W II kwartale 2022 r. 17 firm związanych (obecnie lub historycznie) z rynkiem kapitałowym sprzedało szacunkowo ponad 4,6 tys. mieszkań. To o aż 42 proc. mniej niż rok wcześniej, ale głęboki spadek jest efektem zarówno bieżącego pogorszenia koniunktury, jak i wyśrubowanej bazy, gdy grupa monitorowanych przez nas firm – podobnie jak szeroki rynek – odnotowała pocovidowy szczyt sprzedaży. II kwartał był czwartym z rzędu spadkowym w ujęciu kwartał do kwartału i trzecim, gdy tempo było kilkunastoprocentowe (pominęliśmy duże umowy z funduszami PRS). Wynik był też o kilkanaście procent lepszy niż w objętym lockdownem II kwartale 2020 r.

W czasach koniunktury wyniki giełdowych deweloperów były papierem lakmusowym, bo dane z szerokiego rynku napływały co kwartał, jednak teraz analitycy i portale prześcigają się w dostarczaniu „mrożących” danych co miesiąc.

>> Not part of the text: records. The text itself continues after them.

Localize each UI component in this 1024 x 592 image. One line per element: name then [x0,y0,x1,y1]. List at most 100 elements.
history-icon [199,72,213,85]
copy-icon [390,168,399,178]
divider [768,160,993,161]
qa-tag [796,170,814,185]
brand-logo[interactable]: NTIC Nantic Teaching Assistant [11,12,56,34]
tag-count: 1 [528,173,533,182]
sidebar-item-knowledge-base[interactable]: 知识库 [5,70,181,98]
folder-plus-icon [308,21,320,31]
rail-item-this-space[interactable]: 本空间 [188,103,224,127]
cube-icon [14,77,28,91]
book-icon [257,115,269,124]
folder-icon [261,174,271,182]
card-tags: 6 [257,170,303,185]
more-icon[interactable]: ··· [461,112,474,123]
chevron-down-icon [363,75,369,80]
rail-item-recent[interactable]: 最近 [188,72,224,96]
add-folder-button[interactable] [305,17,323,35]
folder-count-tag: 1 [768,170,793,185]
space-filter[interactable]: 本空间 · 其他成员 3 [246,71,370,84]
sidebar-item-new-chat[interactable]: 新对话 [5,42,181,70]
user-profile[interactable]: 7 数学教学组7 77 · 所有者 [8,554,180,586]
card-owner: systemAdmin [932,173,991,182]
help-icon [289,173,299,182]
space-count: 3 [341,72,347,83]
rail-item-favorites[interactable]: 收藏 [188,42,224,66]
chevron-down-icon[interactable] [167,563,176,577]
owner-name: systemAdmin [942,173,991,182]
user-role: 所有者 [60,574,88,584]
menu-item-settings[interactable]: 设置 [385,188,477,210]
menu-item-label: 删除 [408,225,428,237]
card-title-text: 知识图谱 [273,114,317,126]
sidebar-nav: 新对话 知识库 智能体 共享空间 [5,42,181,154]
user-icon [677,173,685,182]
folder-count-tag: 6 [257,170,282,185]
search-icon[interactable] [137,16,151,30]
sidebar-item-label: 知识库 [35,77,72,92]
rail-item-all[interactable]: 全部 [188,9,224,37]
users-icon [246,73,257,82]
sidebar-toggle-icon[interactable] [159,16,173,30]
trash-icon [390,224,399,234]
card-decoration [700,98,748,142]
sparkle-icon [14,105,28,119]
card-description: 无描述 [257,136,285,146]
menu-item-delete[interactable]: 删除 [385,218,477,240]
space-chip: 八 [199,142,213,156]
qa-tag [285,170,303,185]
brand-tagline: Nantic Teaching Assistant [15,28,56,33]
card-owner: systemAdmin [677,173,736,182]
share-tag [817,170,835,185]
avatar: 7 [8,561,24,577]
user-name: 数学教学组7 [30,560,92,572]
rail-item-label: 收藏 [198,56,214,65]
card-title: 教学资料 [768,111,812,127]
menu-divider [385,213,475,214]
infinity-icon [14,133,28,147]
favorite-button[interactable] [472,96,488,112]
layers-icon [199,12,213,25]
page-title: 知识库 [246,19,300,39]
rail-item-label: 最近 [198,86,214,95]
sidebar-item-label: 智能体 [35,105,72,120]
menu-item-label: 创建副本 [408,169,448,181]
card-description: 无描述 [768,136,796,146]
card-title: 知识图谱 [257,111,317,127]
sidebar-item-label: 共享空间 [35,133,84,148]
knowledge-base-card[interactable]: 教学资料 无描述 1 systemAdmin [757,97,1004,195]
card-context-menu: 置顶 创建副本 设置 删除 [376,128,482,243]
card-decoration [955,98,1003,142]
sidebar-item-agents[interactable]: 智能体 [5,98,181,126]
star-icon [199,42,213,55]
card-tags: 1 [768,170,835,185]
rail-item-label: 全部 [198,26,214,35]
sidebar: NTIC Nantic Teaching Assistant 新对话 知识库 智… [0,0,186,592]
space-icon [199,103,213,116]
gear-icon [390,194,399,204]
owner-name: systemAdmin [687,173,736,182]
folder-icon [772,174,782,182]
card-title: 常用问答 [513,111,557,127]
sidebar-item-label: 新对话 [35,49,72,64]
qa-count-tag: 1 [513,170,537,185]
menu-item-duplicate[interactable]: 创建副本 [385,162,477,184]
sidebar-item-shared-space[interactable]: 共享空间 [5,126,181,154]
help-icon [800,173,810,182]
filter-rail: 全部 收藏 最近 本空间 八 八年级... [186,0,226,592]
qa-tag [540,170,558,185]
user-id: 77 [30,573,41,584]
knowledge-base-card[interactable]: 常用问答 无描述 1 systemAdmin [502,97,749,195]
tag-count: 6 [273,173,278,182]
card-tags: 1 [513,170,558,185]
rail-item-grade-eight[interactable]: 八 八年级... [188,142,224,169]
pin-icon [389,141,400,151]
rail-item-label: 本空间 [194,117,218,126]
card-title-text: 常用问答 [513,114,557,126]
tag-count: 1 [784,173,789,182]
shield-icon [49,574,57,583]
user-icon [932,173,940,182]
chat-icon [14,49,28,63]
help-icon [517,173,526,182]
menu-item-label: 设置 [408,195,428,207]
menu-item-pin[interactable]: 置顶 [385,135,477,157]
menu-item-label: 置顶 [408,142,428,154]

Według wstępnych danych JLL w sześciu głównych miastach spadek sprzedaży rok do roku wyniósł 53 proc., a kwartał do kwartału 11,5 proc.

parkiet.com

Jakość, nie liczba

– Odczyty kontraktacji za II kwartał były bardzo słabe, co jednak w znacznej mierze było zbieżne z oczekiwaniami, biorąc pod uwagę podwyżki stóp procentowych, ograniczoną ofertę oraz bardzo wysoką bazę z ubiegłego roku. Z bieżącej perspektywy nie spodziewam się, aby obraz rynku w III kwartale miał się zmienić, mając na względzie wymienione wcześniej czynniki – mówi Adrian Górniak, analityk Ipopemy Securities. – Zwróciłbym uwagę, że część deweloperów mogła zwiększyć ofertę pod koniec ubiegłego kwartału, aby uniknąć wprowadzonych z 1 lipca zmian legislacyjnych. Niemniej może to być „martwa” oferta, bowiem w bieżących warunkach należy oczekiwać raczej prób kontynuacji podwyżek cen sprzedaży – co potwierdzają choćby dane Otodom – i „pilnowania” marż, niż nabijania wolumenu kosztem rentowności – dodaje. Taki sztuczny wzrost oferty analitycy JLL oszacowali na sześciu rynkach na ponad 4 tys. lokali: wystarczyło sprzedać przed 1 lipca jedno mieszkanie, by projekt mógł być realizowany na starych zasadach.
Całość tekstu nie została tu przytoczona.